So reagieren Unternehmen auf die Corona-Krise

Umfrage unter 250 Führungskräften in Österreich: Welche Branchen am meisten von der Krise betroffen sind, wie viele der befragten Unternehmen mit Umsatzeinbußen rechnen, wo sie glauben in zwei Jahren mit dem Umsatz zu stehen. Wie Unternehmen jetzt gegensteuern wollen und welche die klassischen Fehler dabei gemacht werden.

So reagieren Unternehmen auf die Corona-Krise

Der Unternehmensberater Ernst & Young (EY) hat U250 österreichische Führungskräfte im Frühherbst 2020 nach den Auswirkungen der Pandemie befragt, wie sie bei Bedarf Kosten optimieren und wie sie die Zukunft einschätzen. Die Bilanz: fast jeder zweite Betrieb sieht sich von Pandemie stark betroffen. Fast genauso viele (42 %) geben hingegen an, durch die Krise weniger stark betroffen zu sein, nur 13 Prozent sind kaum bzw. gar nicht betroffen.

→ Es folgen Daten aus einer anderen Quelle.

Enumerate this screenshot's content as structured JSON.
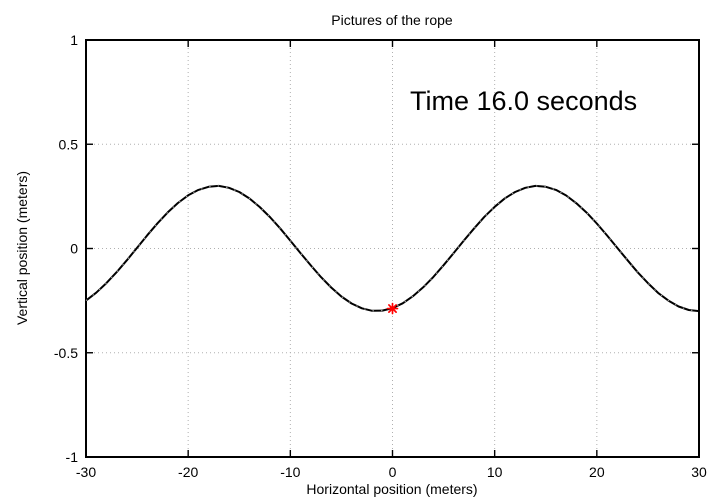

Trotzdem blicken Österreichs Firmen positiv in die Zukunft: Mehr als die Hälfte (54 %) der Unternehmen ist optimistisch, was die kommenden Monate betrifft – nur etwa jeder Fünfte ist pessimistisch bzw. skeptisch gestimmt (22 %). Auch Unsicherheit ist weit verbreitet – jede vierte Führungskraft (24 %) ist unentschlossen, was die weiteren Entwicklungen im verbleibenden Jahr betrifft.

Firmen sollten Szenarien planen und strategische Fragen klären
„Es ist ein gutes Zeichen für den Wirtschaftsstandort, allerdings sollte man sich von der aktuellen Lage, in der es noch viele staatliche Unterstützungsmaßnahmen gibt, auch nicht blenden lassen. Die Realität ist, dass die Krise noch lange nicht vorbei ist – das zeigt auch der zweite Lockdown deutlich. Die positive Grundstimmung darf keinesfalls zu Fehleinschätzungen bei der Krisenbewältigung führen. Wir raten daher Unternehmen, sich für weitere Eventualitäten zu rüsten und in Szenarien zu planen. Grundlegende strategische Fragestellungen anzugehen“, so Johannes Schneider, Partner bei EY-Parthenon, der Strategieberatung von EY, in Österreich.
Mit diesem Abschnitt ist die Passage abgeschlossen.